Linus Torvalds released a pre patch for Linux 4.7 rc-1 containing a swath of improvements coming in from over 1400 authors. A noteworthy new feature coming up in the 4.7 release is LoadPin. LoadPin ensures that all kernel modules are loaded from a trusted file system and is Chrome OSs solution to kernel module signing. (Consider the possibility of only allowing your kernel to load modules from write only media, like a CD-Rom). There is a boot time option to unset the feature, so physical access still means access.

https://lkml.org/lkml/2016/3/28/405

 

The court proceedings between Google and Oracle came to a temporary close on the 26th when a jury unanimously found that Google’s use of the Java API fell under “fair use.” This did not directly affect the circuit court’s decision that APIs are copyrightable. The Electronic Frontier Foundation feels that the circuit court’s ruling (which overthrew a previous ruling on the issue) about copyright and APIs is in error. While this is a win for Google in the short term Oracle has announced that they will be appealing.

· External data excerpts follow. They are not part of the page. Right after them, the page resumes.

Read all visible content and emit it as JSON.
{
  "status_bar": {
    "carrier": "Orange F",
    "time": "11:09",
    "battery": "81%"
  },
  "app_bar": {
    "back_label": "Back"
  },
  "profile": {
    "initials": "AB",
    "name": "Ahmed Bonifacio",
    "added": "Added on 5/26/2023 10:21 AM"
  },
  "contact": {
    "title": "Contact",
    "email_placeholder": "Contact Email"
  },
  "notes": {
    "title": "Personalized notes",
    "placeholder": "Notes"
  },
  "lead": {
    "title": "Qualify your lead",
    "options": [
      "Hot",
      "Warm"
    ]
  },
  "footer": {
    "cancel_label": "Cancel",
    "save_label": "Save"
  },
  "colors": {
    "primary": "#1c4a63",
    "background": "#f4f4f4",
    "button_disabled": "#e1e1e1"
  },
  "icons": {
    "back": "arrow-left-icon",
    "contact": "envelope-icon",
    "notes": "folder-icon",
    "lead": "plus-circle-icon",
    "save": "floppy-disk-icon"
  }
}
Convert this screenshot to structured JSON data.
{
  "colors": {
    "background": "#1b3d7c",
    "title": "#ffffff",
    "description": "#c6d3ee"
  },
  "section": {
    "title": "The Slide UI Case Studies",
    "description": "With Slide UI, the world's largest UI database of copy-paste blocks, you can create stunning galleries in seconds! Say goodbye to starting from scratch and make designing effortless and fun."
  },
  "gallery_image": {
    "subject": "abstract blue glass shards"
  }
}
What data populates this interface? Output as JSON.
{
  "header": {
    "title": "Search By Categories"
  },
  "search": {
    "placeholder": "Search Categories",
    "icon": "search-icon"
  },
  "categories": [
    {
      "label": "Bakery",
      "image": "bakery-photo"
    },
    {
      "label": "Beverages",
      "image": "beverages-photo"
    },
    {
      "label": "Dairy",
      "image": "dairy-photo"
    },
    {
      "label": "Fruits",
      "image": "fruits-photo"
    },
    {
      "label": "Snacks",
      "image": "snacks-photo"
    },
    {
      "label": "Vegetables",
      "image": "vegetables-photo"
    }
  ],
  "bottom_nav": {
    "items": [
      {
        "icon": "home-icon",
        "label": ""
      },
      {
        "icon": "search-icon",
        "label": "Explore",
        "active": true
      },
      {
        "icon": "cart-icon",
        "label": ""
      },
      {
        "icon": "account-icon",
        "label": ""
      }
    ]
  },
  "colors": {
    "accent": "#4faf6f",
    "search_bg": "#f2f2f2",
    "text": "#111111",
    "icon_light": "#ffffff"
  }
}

https://www.eff.org/deeplinks/2016/05/eff-applauds-jury-verdict-favor-fair-use-oracle-v-google

https://www.eff.org/cases/oracle-v-google

https://www.theguardian.com/technology/2016/may/31/google-fair-use-victory-oracle-software-androids

 

Cisco has issued a warning that it believes the ‘ping of death’, an IPv6 DoS vulnerability which can cause routing equipment to stop routing IPv6 traffic, may be a problem for everyone.

https://tools.cisco.com/security/center/content/CiscoSecurityAdvisory/cisco-sa-20160525-ipv6

 

BIAS notice: I don’t trust advertising to begin with. I found this article a fun read, it follows a diversion down the rabbit hole of an interesting (and sneaky) ad found on Facebook.

https://medium.com/@hunchly/bait-and-switch-the-failure-of-facebook-advertising-an-osint-investigation-37d693b2a858#.asvbapzg5

 

A while back I was working on a front end for a project and posed the question to some of my colleagues “How would you rate browser local storage in terms of security?” This week the PortSwigger blog had an article that tackled that question.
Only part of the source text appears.